Personal life
- Born: 1818 Ferrara, Italy
- Died: August 31, 1882 (aged 64)

Religious life
- Religion: Judaism

= Abramo Pesaro =

Italian revolutionary

Abramo Pesaro (1818 – August 31, 1882) was an Italian Jewish scholar, revolutionary, and communal leader.

== Biography ==
Pesaro was born in Ferrara in 1818, where as a young man he established a cultural and vocational training center. He was a cousin of the legislator Isacco Pesaro Maurogonato.

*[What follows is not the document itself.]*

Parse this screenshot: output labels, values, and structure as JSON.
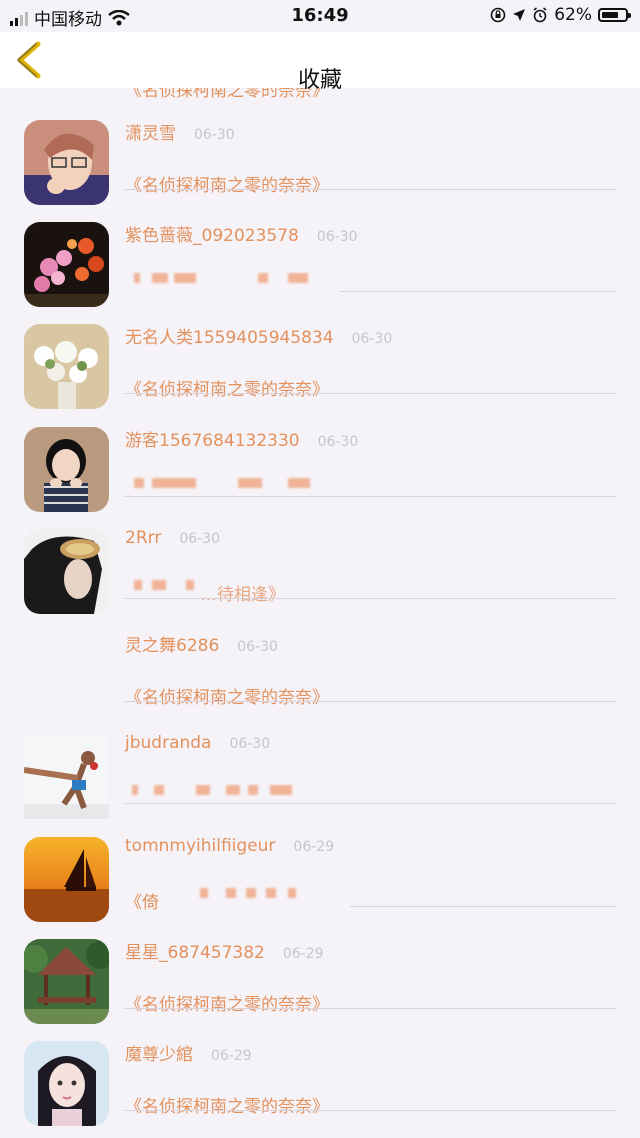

In 1846, Pesaro belonged to the local committee which organized an uprising against the papal government and was a member of the National Assembly, along with 2 other Jews, of the Roman republic of 1849. After the failure of the 1848 Revolution he lived in Venice until the establishment of the Kingdom of Italy in 1861. Afterward he returned to Ferrara, where he was active in both Jewish and general public life. He also served the new government, supporting the risorgimento, holding public offices tasked with assisting managing education and finance. He viewed the wars as a success for the Jewish people, because they resulted in the emancipation of Jews in the Kingdom of Sardinia.

Pesaro published various monographs on Italian Jewish history, in particular a work on the history of the Jews of Ferrara in 1878. His works also included a piece on Abraham Farissol, where he claimed his polemical work Magen Avraham was actually written in 1512, and a work which attributed the migration of Jews into Cento due to antisemitic violence in Pieve di Cento.

Pesaro died suddenly on August 31, 1882 at the age of 64.